Yogi: Das kommt darauf an, wo du bist. Hier auf dem Rosfest dauert das schon mal 2 Stunden: Autogramme, Diskussionen... Aber dafür macht man Musik. Ein fantastisches Gefühl!

ragazzi: Was wollt ihr euren Fans schon immer sagen, worüber ihr euch wundert, dass noch niemand jemals danach gefragt hat?

Yogi: Puh, ich glaube ich wurde schon wirklich alles gefragt! :-) Aber uns macht der Kontakt zu den Fans viel Freude. Immerhin geben sie der Musik erst den eigentlichen Sinn.
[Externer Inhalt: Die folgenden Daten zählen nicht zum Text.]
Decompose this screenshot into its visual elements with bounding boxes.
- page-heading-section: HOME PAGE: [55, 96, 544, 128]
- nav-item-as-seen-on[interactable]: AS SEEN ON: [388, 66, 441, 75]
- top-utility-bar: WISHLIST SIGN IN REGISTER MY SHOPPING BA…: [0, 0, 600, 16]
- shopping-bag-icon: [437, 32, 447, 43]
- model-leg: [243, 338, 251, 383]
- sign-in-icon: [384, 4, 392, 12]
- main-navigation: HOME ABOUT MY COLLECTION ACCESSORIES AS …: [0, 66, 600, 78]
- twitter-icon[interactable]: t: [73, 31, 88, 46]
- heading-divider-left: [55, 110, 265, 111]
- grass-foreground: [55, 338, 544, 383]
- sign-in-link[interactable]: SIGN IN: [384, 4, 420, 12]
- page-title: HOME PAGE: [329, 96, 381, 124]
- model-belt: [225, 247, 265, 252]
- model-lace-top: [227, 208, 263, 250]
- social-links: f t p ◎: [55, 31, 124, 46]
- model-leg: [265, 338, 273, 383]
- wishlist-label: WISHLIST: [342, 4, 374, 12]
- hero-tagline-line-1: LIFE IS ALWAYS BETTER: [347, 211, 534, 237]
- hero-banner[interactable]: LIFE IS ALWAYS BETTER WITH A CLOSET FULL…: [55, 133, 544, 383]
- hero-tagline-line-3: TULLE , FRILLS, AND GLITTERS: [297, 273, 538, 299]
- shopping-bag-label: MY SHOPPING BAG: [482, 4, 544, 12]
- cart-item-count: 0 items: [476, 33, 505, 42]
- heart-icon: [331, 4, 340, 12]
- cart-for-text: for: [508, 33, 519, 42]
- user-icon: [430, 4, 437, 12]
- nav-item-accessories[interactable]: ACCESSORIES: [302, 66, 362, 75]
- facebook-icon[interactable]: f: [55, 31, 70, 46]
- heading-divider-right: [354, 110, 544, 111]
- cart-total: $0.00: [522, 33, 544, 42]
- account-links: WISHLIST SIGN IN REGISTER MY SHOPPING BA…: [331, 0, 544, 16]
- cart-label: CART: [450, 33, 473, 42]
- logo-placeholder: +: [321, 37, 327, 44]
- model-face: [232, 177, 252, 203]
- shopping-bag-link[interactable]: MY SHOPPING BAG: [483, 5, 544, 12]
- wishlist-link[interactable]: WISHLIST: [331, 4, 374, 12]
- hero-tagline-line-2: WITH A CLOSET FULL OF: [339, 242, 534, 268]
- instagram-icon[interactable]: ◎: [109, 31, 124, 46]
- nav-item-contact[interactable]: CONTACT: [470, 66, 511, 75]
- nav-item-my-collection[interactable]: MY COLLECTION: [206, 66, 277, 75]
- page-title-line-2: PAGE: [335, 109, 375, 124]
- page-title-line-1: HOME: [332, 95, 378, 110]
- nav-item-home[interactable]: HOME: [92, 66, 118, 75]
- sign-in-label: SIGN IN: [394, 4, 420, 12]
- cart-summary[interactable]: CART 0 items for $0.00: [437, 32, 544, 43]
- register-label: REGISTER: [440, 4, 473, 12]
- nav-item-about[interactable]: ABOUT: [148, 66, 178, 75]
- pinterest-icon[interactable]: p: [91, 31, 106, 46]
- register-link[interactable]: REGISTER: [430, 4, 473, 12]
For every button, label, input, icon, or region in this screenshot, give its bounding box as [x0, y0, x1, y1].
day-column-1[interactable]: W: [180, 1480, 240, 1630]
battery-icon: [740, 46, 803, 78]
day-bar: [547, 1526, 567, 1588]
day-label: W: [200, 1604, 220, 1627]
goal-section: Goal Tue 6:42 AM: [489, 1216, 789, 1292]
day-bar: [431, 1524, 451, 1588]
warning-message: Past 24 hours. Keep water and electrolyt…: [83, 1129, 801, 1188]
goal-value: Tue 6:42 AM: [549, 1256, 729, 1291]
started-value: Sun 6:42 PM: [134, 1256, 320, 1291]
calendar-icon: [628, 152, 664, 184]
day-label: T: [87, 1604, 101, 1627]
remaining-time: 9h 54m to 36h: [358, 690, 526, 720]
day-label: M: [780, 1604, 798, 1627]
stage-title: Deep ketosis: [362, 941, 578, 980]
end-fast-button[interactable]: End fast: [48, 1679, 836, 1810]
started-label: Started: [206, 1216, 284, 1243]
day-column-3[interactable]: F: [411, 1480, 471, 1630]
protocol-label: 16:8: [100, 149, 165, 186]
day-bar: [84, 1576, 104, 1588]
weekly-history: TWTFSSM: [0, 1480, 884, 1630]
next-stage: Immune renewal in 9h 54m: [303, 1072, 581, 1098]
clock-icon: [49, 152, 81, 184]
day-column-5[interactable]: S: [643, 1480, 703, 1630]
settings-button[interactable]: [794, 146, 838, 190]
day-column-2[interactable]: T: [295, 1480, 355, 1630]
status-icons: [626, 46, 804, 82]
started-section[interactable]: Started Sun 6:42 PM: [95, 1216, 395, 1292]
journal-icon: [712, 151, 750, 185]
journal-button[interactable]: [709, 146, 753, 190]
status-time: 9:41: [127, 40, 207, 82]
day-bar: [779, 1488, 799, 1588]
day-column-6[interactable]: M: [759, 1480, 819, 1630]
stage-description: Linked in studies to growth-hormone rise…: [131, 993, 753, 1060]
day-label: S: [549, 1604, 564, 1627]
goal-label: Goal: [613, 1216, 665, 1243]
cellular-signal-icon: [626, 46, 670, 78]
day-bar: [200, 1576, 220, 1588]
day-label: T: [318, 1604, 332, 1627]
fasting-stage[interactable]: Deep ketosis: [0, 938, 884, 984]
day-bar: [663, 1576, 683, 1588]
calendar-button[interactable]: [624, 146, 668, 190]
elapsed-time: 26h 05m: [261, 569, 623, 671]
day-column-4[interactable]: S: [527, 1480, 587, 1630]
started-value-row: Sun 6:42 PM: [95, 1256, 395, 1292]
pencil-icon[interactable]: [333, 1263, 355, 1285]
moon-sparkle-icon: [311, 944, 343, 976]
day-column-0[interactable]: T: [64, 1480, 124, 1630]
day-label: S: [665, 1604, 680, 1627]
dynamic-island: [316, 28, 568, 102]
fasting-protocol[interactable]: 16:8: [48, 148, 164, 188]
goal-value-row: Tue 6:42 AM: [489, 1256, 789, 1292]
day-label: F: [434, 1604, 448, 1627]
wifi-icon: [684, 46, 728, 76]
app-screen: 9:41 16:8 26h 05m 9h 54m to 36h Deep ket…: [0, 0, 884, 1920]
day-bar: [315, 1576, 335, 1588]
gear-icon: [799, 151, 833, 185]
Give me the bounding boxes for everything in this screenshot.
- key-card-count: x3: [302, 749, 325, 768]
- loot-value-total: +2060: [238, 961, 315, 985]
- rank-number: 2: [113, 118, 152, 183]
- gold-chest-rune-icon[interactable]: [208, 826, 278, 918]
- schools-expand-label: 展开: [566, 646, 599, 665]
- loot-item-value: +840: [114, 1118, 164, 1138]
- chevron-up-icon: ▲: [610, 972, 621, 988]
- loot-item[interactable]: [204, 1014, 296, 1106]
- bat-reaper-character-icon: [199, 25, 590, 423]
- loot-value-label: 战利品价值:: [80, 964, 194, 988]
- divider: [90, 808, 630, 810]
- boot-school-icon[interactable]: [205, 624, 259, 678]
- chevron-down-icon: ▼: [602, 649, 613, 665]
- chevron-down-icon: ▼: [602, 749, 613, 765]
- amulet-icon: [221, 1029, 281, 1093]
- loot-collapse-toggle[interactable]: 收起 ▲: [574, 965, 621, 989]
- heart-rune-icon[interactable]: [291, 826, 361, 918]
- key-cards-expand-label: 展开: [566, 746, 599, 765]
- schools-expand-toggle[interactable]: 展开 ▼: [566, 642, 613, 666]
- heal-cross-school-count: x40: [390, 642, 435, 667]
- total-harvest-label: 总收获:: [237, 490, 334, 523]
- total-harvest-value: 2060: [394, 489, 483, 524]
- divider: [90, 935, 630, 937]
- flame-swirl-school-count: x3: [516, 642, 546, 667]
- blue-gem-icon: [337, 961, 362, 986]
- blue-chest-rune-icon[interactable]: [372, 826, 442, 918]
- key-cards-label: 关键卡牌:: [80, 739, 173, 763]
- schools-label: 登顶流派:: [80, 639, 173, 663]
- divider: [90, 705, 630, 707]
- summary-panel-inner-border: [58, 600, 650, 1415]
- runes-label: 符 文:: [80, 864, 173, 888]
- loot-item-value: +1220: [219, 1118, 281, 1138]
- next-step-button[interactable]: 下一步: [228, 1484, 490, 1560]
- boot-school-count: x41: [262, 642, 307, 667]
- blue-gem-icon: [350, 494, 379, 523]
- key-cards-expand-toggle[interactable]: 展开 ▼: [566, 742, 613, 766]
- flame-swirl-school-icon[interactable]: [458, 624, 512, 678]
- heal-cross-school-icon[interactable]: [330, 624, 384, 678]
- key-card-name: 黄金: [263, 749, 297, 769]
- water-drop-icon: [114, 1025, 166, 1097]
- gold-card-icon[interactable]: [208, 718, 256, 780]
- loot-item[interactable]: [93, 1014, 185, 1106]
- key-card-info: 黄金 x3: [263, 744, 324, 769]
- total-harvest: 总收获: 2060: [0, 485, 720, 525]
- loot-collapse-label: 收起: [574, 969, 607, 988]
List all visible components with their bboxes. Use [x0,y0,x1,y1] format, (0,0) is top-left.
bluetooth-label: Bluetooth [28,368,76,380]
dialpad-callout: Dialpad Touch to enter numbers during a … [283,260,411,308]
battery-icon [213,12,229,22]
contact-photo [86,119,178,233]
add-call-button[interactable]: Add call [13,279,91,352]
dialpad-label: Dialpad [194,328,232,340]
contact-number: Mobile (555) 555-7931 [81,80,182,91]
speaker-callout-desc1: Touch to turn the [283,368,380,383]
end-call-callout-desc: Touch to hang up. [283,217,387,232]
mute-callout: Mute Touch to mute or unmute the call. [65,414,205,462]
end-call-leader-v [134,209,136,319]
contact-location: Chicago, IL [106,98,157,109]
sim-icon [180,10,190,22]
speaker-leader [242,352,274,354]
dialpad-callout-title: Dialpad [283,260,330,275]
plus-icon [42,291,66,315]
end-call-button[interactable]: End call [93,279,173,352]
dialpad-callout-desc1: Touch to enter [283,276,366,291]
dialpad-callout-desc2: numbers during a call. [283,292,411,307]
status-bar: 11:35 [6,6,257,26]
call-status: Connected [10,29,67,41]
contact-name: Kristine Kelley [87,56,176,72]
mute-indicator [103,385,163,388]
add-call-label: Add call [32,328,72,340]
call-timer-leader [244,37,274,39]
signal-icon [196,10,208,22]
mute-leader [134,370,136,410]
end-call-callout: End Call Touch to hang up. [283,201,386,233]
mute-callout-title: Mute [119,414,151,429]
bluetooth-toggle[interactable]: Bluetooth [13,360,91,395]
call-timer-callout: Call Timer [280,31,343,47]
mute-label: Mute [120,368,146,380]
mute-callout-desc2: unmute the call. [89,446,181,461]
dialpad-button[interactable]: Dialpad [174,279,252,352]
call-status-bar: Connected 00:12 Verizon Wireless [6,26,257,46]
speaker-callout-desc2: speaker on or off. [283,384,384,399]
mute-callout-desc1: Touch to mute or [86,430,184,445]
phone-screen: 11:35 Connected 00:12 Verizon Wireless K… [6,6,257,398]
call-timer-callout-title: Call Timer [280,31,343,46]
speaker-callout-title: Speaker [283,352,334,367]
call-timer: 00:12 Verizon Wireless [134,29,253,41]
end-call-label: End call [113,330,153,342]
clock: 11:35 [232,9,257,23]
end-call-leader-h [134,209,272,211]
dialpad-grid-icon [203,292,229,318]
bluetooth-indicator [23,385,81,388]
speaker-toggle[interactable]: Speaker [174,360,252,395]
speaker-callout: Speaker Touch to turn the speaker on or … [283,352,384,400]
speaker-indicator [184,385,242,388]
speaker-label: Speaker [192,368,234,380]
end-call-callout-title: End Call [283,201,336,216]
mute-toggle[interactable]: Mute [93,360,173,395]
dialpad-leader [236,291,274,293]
ragazzi: Wenn ihr heute, ganz neu und völlig unbekannt, als Band beginnen würdet, was würdet ihr anders machen? Wie würde sich die erste Platte anhören, immer ein Aufbruchszeichen einer Band?

Yogi: Nein, ich für meinen Teil würde im Bezug auf die Band nichts anders machen.

ragazzi: Ihr habt eine neue Platte draußen, seid ihr danach in ein Loch gefallen, aus dem euch erst Konzerte wieder holen können – oder ist es eine Befreiung, endlich den Abschluss anstrengender Arbeiten erreicht zu haben?

Yogi: Das Loch kommt jetzt nach dem ersten Teil der Tour wenn wir nach Hause kommen. Es ist immer schwer sich wieder einzufinden, selbst nach nur 3 Wochen... Aber jetzt machen wir erst einmal Urlaub in Manhatten.

ragazzi: Nur mal gesponnen: im Jahr 2020 will eine Plattenfirma ein Album (im dann allgemein üblichen Format) von rpwl veröffentlichen. Was soll da rauf? Was auf keinen Fall? Und gibt es, Zauberwort, Bonusmaterial, das alte und neue Fans locken kann?

Yogi: Also die Surround Mischungen von "Stock" und "World through my Eyes" sind schon immer wieder fantastisch anzuhören. Aber ich bin natürlich auch gespannt was ich im Jahre 2020 über unsere Musik denke. Vor allem denke ich dass einige Perlen zwischen Heute und 2020 erst noch kommen werden!!